Le 29 novembre 2017, au sujet des assassins de nos deux amis, Claude et Ghislaine, le président de la République, Emmanuel Macron, a affirmé avec solennité : « L’engagement de la France est entier, nous les retrouverons et ils paieront et nous éluciderons tout ce qui doit être élucidé. Je veux ici m’engager très solennellement. La France met tout en œuvre pour que toute la vérité soit faite sur cette affaire. La France met tout en œuvre pour pouvoir capturer les autres commanditaires de ces crimes. »

Aujourd’hui, nous savons qu’au moins deux protagonistes du drame de Kidal sont toujours en vie.
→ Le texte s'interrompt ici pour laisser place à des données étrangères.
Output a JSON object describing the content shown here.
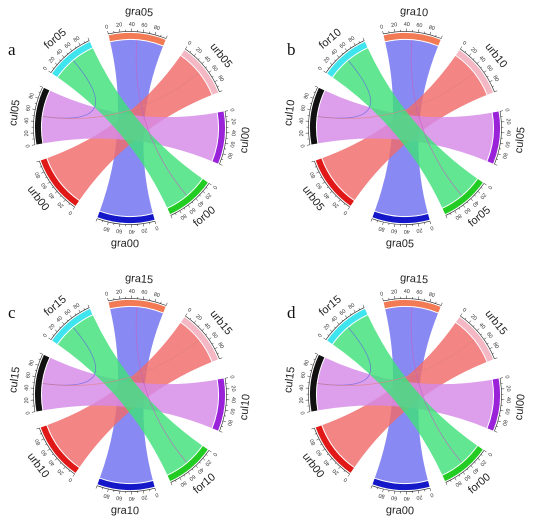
{
  "colors": {
    "gra": "#6f6ff0",
    "urb": "#f06a6a",
    "cul": "#d68ae8",
    "for": "#3fe07a",
    "ring_gra_top": "#f27a55",
    "ring_urb_top": "#f4b8c4",
    "ring_cul_left": "#111111",
    "ring_for_top": "#3ee4ee",
    "ring_cul_right": "#9a22d8",
    "ring_for_bottom": "#22cc22",
    "ring_gra_bottom": "#1418c8",
    "ring_urb_bottom": "#e01818"
  },
  "tick_labels": [
    "0",
    "20",
    "40",
    "60",
    "80"
  ],
  "panels": [
    {
      "letter": "a",
      "labels": {
        "top_gra": "gra05",
        "top_urb": "urb05",
        "top_for": "for05",
        "left_cul": "cul05",
        "right_cul": "cul00",
        "bottom_for": "for00",
        "bottom_gra": "gra00",
        "bottom_urb": "urb00"
      }
    },
    {
      "letter": "b",
      "labels": {
        "top_gra": "gra10",
        "top_urb": "urb10",
        "top_for": "for10",
        "left_cul": "cul10",
        "right_cul": "cul05",
        "bottom_for": "for05",
        "bottom_gra": "gra05",
        "bottom_urb": "urb05"
      }
    },
    {
      "letter": "c",
      "labels": {
        "top_gra": "gra15",
        "top_urb": "urb15",
        "top_for": "for15",
        "left_cul": "cul15",
        "right_cul": "cul10",
        "bottom_for": "for10",
        "bottom_gra": "gra10",
        "bottom_urb": "urb10"
      }
    },
    {
      "letter": "d",
      "labels": {
        "top_gra": "gra15",
        "top_urb": "urb15",
        "top_for": "for15",
        "left_cul": "cul15",
        "right_cul": "cul00",
        "bottom_for": "for00",
        "bottom_gra": "gra00",
        "bottom_urb": "urb00"
      }
    }
  ]
}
Parmi eux, figure Sedane Ag Hita, le numéro deux du Groupe de soutien de l’islam et des musulmans, dirigé par Iyad Ag Ghali et affilié à AQMI. En octobre 2020, Sedane Ag Hita a été un interlocuteur politique de Bamako et de Paris, à l’occasion de la libération des otages Sophie Pétronin, Soumaïla Cissé, Luigi Maccalli et Nicola Chiacchio. « Capturer », « élucider »… Nous continuons d’attendre et d’espérer que l’engagement du président de la République soit honoré. Nous vous prions d’agréer, Madame la Ministre, l’expression de notre haute considération.

L’Association des Amis de Ghislaine Dupont et Claude Verlon, partie civile dans l’enquête sur l’assassinat des journalistes français Ghislaine Dupont et de Claude Verlon, le 2 novembre 2013 au Mali.